If you are running in your own account, you may keep your Ocean cluster and your Spot.io Account, as it is free of charge for up to 20 Nodes. If you are running in an account that was created for you as part of an AWS event, there is no need to delete the resources used in this chapter as the AWS account will be closed automatically, but you should still proceed with the deletion of the Ocean cluster and closing of the Spot.io account.
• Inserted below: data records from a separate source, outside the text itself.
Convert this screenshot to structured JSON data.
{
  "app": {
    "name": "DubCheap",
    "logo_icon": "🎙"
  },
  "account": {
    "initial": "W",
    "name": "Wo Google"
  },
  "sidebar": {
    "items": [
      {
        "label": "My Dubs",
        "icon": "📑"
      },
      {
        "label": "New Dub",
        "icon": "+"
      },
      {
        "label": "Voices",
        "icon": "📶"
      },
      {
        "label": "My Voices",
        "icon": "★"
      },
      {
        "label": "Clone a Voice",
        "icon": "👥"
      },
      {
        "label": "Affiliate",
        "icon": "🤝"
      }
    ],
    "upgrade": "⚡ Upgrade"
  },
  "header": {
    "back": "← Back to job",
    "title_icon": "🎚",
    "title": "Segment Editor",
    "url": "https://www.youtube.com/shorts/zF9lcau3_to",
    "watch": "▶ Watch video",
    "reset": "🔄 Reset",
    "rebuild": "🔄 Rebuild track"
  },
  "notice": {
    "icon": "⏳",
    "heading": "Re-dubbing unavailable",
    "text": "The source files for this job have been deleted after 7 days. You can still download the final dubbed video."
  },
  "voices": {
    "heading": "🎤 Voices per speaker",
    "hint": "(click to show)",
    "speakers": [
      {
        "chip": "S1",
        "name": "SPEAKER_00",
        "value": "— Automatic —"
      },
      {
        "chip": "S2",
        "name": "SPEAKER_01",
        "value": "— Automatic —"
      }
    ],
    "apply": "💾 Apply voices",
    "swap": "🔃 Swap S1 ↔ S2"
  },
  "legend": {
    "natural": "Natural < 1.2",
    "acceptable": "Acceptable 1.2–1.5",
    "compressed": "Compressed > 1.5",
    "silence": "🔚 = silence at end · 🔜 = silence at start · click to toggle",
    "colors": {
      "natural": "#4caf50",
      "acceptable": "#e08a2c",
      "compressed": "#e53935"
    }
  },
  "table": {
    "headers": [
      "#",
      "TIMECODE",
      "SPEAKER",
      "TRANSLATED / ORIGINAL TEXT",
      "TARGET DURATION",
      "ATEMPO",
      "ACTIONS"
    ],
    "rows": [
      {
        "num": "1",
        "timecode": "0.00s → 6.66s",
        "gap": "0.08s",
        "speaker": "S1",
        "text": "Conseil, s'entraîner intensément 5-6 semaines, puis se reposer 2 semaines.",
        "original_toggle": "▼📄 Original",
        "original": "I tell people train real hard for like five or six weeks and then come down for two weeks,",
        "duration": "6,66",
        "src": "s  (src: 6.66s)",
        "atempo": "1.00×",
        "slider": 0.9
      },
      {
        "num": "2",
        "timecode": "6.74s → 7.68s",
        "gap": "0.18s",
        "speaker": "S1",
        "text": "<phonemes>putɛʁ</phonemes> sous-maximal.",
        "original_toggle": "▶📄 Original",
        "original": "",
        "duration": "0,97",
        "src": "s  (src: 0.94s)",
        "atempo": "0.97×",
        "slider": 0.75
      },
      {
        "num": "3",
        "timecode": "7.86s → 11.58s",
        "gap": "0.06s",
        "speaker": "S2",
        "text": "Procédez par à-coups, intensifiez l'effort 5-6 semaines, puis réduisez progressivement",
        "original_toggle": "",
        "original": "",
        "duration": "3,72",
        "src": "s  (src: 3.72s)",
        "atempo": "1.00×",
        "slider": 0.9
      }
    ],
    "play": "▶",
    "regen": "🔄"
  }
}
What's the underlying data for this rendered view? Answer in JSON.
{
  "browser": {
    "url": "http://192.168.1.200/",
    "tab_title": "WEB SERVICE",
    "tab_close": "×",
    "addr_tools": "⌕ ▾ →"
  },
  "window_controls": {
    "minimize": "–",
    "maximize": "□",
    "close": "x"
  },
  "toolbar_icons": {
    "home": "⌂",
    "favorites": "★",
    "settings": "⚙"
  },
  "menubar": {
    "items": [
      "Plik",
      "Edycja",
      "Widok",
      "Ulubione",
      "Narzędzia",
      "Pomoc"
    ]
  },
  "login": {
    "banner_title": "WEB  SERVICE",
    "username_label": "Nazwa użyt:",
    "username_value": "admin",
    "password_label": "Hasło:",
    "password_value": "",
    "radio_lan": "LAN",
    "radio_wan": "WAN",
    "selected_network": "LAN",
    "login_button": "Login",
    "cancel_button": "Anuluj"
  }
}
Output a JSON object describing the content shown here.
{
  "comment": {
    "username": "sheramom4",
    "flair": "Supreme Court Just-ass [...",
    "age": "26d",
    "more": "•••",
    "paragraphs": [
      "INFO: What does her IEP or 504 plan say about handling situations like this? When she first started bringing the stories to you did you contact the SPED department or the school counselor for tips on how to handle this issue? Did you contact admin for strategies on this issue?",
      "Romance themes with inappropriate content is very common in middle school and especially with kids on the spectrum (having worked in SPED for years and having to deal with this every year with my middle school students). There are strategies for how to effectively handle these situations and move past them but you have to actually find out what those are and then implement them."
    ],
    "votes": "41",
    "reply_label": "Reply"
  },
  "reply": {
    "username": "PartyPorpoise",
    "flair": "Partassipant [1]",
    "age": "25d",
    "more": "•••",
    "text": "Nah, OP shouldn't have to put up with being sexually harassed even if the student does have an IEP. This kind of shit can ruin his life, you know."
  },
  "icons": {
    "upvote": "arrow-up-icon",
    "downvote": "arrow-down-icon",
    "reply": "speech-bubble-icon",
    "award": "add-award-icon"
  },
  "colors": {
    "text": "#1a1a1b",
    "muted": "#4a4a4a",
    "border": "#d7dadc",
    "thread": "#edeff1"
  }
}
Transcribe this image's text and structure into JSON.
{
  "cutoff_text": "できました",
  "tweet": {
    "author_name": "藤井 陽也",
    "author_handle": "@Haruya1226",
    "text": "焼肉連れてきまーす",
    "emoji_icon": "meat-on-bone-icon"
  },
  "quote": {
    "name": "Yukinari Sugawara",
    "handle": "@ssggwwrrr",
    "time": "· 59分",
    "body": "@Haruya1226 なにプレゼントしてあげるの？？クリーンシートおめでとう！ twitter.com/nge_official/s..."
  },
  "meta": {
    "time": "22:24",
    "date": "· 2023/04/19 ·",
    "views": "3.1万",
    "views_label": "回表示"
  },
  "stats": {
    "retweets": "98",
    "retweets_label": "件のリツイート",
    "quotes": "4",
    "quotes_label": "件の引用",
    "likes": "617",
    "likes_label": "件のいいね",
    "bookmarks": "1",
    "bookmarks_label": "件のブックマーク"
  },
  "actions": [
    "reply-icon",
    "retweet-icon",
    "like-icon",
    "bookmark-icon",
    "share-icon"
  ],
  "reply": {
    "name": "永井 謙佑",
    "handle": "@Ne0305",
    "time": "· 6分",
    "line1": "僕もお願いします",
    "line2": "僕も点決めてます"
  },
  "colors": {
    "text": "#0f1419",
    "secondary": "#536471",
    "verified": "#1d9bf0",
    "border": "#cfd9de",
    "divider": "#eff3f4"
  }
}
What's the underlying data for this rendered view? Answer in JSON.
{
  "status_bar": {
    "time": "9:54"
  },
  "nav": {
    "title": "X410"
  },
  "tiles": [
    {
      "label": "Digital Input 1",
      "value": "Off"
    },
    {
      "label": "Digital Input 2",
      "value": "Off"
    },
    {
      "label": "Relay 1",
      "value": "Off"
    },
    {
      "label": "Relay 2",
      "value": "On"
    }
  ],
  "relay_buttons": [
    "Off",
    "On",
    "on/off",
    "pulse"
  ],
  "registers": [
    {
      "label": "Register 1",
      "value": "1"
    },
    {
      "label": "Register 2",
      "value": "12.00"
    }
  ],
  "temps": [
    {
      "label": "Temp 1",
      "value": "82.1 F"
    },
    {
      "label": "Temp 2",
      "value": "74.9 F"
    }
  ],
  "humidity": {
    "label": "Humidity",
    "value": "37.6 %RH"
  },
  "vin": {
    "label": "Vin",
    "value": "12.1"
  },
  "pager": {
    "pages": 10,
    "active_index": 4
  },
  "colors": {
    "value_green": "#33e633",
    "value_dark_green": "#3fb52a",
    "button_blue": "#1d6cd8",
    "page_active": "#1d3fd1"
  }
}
To delete the resources used in this chapter from your EKS cluster:
kubectl delete -f test_deployments.yaml
kubectl delete deployment spotinst-kubernetes-cluster-controller -n kube-system
In order to delete the Ocean cluster, on the Ocean dashboard click Actions, and then “Delete”.
Click “Delete Cluster” in the prompt.
Next in order to delete your Spot.io Organization, click the blue “Chat” button on far right edge of your Console, and ask the 24/7 Spot.io Tech Support team to delete it.
If your wish to make further use of your Spot.io Organization (to connect your real cloud account later, for example) you may leave your Organization intact, and instead ask the Spot.io Tech Support team to allow you to create a new account, and make that one your default. Once that is done, you can ask for the account you were using during the workshop to be deleted.
Finally, to detach your AWS cloud account from the platform, you need to delete the CloudFormation stack used to create the IAM Role and Policy during the account connection stage. Browse to the AWS ClouFormation Console, go to Stacks, Search for “spotinst-iam” and delete the Stack.